Weber, M., Krogman, M., Foote, L. & Rooney, R. (2017) Natural capital and the political economy of wetland governance in Alberta. Journal of Environmental Policy and Planning. Online first.

Small-scale fisheries within maritime spatial planning

The coasts hold great potential for ‘Blue Growth’, and major industrial and infrastructural developments are already happening there. Such growth, however, comes with risks to marine ecosystems and coastal communities. Competition for space and resources intensifies, turning the coast into an area of social and political conflict, including contestation about knowledge. This paper argues that there is a need for institutional innovation that allows knowledge integration and conflict resolution to be more interactive and synergistic. The paper critically analyses discourses and practices of interactive governance and co-management while visiting Foucault’s power/knowledge concept for investigating the normativity and effects of participation discourses and practices.
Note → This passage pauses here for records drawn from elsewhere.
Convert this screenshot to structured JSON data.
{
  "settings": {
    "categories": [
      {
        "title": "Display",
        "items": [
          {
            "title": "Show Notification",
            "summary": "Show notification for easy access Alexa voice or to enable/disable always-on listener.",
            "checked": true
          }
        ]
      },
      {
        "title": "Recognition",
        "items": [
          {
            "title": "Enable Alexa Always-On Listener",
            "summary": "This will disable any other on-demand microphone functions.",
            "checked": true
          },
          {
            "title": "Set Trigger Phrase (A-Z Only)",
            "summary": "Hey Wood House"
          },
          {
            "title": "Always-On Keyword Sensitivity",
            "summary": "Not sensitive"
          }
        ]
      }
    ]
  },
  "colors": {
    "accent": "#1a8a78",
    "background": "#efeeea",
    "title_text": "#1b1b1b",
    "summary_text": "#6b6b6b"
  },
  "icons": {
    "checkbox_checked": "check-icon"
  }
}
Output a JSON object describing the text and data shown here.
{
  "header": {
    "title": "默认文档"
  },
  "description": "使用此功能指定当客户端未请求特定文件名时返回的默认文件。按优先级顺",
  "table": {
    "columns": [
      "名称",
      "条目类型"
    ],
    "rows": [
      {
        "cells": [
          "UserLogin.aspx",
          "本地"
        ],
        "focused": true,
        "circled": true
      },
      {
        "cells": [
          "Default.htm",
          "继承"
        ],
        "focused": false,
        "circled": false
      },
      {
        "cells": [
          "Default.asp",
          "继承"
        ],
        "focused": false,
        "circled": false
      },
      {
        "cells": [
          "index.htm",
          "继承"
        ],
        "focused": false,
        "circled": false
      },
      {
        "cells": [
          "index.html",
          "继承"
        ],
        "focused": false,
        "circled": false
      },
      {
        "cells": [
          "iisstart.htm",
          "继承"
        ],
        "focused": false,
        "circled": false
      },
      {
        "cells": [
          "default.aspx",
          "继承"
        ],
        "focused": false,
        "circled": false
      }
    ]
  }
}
This is followed by a discussion of multiple governance paths and their different combinations of resources and forms of expert and local social and ecological knowledge so as to see how they can help resolve conflicts, and enhance governability within maritime spatial planning (MSP) in a way that also serves to create a level playing field for all stakeholders. A particular focus will be on the small-scale fisheries sector, which is the lest powerful stakeholder and the most vulnerable to external pressures. Will MSP help to empower or further marginalize small-scale fishers and fisheries communities?

Jentoft, S. (2017). Small-scale fisheries within maritime spatial planning: knowledge integration and power. Journal of Environmental Policy & Planning, 1-13.